In Gabon two years ago, a man named Samuel Ntoutoume Ndzeng spun the mattress around and called for the country’s men to “sleep with our clothes on” and deny sex to Kenya’s damsels if voters failed to elect a female president. A male was elected, and Gabon’s men presumably continued sleeping buck-ass naked. Late in 2008, women in Naples threatened to “take action” and make their men “sleep on the sofa” if they persisted in lighting illegal fireworks for New Year’s Eve celebrations. The strike was a bust, as firework usage last New Year’s Eve in Italy yielded one fatality and 70 injuries.

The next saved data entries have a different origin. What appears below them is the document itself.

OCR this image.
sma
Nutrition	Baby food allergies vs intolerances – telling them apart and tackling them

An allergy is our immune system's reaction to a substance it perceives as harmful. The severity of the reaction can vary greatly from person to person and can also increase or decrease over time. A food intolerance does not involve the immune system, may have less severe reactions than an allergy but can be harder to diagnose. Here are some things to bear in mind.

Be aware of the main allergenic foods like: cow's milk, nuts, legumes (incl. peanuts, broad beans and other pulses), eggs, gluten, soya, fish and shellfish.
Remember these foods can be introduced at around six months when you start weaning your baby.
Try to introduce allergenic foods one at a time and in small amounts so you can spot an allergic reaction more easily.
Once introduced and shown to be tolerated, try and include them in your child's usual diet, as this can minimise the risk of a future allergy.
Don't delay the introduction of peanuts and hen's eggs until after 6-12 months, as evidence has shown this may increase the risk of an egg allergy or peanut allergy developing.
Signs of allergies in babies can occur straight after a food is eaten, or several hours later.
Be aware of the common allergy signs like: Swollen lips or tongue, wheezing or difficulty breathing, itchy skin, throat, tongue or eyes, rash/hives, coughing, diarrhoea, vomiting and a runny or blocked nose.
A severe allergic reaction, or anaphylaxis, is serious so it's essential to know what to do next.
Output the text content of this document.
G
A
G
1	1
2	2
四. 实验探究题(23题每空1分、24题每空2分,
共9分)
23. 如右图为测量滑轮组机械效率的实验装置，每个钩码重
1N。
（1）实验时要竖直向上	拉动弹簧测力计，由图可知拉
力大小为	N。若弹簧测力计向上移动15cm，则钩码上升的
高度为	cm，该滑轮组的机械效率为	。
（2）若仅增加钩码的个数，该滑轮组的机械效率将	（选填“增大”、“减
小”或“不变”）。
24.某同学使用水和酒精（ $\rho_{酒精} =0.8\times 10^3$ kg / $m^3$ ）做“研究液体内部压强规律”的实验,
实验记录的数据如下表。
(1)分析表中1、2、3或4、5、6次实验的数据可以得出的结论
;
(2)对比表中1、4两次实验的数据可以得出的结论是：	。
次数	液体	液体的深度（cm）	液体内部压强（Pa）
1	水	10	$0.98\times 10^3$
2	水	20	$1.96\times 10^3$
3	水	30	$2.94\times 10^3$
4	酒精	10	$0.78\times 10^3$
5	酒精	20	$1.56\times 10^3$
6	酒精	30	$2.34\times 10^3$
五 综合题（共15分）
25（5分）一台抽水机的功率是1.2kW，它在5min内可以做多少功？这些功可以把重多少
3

And a 2003 Liberian sex strike was credited with helping end that nation’s civil war, eventually leading to a Nobel Peace Prize for strike organizer Leymah Gbowee.

The idea that any of these sex strikes were successful is incomprehensible when one considers that in every case, nearly all of the victimized men had a pair of fully functional hands. Whereas one can only end a hunger strike if there’s food around, a sex strike’s more crippling effects can be easily averted with one quick jack session.

Is masturbation a capital crime in Colombia? Do we need to airdrop instructional leaflets about self-pleasuring to Kenya’s men? Surely these areas provide tropical fruits and warm animal corpses that approximate the texture and tensile strength of the human female organ!
What’s next? The women of Manitoba deny their husbands handjobs until they pay off the winter’s entire heating bill in advance PLUS take them out to a nice restaurant of their choice? No nookie for Cleveland’s men until everyone gets HBO? When will it stop?

The idea of a sex strike where women cruelly wield their genitals as strategic political weapons against helplessly lust-addled male gorillas is demeaning to men. For far too long, society’s males have been depicted as boner-driven troglodytes utterly enslaved to their sex drives. Men need to reclaim their sexuality and sense of self-destiny by starting to defiantly masturbate—as a political gesture. The surest way to prove we aren’t a hopeless lot of randy apes is to start brashly playing with ourselves as if we were ordinary chimps at the zoo.